Les pénuries de charbon affectent pour leur part l’Inde. Les provinces du nord en dépendent pour leur production électrique. Les pénuries créent des coupures d’alimentation et perturbent les entreprises. L’association des producteurs d’aluminium indiens demande au gouvernement de tout faire pour assurer leur alimentation électrique et éviter le chaos.

Le cobalt, lui, est un composant essentiel pour la fabrication des batteries pour véhicules électriques. Un forum rattaché à la bourse des métaux de Londres indique qu’il y aura un déficit de production durant les trois prochaines années. La production redémarre, notamment en RDC, ce qui a provoqué un fléchissement des cours, mais l’avenir reste incertain.

LA VOLATILITÉ DES MATIÈRES PREMIÈRES SERA UN DÉFI POUR LES CHAÎNES LOGISTIQUES.

LE PIRE RISQUE POUR LA SANTÉ : LE MANQUE DE SOMMEIL

Sleep deprivation

« La recette miracle pour mieux vivre ? Dormez davantage ! » Telle était récemment la une du New York Times, un titre qui rappelle qu’en 2018, le manque chronique de sommeil était l’enjeu sanitaire numéro un.

Le manque de sommeil est la cause de très nombreux problèmes de santé.

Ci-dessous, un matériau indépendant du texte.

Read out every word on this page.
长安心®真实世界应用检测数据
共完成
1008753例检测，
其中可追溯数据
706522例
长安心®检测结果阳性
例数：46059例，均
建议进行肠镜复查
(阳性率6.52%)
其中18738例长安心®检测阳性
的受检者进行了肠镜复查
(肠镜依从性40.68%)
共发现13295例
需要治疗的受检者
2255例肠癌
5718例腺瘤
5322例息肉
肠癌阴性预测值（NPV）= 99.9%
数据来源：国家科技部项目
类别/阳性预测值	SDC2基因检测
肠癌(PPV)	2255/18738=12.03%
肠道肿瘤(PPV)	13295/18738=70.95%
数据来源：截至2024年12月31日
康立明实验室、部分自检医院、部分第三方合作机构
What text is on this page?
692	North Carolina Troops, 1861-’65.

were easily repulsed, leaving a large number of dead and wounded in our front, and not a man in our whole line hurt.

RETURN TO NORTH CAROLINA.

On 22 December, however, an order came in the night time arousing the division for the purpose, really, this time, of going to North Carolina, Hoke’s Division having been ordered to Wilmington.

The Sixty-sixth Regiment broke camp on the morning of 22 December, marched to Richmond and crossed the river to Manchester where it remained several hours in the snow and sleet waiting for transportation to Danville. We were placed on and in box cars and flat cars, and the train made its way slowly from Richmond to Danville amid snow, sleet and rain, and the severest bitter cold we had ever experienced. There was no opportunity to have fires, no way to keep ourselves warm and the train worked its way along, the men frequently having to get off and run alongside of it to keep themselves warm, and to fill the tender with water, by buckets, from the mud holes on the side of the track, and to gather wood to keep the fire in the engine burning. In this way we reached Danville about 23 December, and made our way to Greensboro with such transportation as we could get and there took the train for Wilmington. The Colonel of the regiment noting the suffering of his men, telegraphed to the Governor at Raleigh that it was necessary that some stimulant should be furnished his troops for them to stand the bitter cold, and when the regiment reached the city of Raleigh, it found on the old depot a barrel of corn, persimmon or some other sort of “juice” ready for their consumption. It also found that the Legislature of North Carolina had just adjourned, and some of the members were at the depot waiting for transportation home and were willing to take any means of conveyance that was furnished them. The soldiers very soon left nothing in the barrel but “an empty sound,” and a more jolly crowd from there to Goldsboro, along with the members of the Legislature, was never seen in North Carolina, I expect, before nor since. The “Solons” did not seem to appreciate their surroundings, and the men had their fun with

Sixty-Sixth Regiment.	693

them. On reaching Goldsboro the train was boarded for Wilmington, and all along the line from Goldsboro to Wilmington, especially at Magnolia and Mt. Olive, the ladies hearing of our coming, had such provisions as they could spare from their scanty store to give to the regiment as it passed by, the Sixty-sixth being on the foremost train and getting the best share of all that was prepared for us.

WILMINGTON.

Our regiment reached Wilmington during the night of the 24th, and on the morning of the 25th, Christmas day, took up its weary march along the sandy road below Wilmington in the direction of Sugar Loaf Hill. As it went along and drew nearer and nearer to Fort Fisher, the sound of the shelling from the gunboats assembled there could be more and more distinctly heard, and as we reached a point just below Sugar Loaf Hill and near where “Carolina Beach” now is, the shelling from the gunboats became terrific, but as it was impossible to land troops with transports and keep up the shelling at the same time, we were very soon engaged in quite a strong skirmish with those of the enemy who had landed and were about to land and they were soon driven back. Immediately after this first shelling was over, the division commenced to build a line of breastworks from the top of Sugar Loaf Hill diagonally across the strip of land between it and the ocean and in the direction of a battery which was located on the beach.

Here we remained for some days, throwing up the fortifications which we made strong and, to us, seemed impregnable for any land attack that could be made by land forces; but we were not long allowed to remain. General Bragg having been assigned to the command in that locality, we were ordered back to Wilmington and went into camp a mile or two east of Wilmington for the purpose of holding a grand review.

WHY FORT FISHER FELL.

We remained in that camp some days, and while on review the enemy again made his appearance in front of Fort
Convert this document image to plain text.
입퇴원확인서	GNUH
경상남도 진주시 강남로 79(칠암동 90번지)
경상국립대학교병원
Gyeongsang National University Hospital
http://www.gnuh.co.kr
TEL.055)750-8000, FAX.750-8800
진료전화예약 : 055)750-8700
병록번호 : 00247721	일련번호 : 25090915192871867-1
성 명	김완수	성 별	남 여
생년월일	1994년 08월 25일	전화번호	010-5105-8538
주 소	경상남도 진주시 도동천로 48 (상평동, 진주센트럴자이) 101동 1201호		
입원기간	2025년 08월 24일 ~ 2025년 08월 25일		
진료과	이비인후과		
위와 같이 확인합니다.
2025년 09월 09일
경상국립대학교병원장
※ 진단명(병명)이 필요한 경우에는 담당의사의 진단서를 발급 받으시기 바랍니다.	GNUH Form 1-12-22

Le neurologue spécialiste du sommeil Matthew Walker affirme dans son best-seller Pourquoi nous dormons que « se contenter le plus souvent de moins de six ou sept heures de sommeil sabote votre système immunitaire et double le risque de cancer ».

Et c’est sans compter les risques accrus d’Alzheimer, de maladies cardiovasculaires et d’AVC ; la mémorisation est affectée ; une simple mauvaise nuit peut faire monter le taux de glycémie sanguin à des niveaux prédiabétiques.

Par le passé, seuls 2 % des Américains manquaient de sommeil : le tiers de la population est désormais concerné. C’est un risque bien réel pour les professionnels de la santé, mais aussi pour les forces armées et les conseils d’administration où les décideurs peuvent agir de façon erratique.

Le sommeil est donc un enjeu sanitaire et managérial. Proctor & Gamble et Goldman Sachs proposent des consultations en entreprise : il est temps de leur emboîter le pas.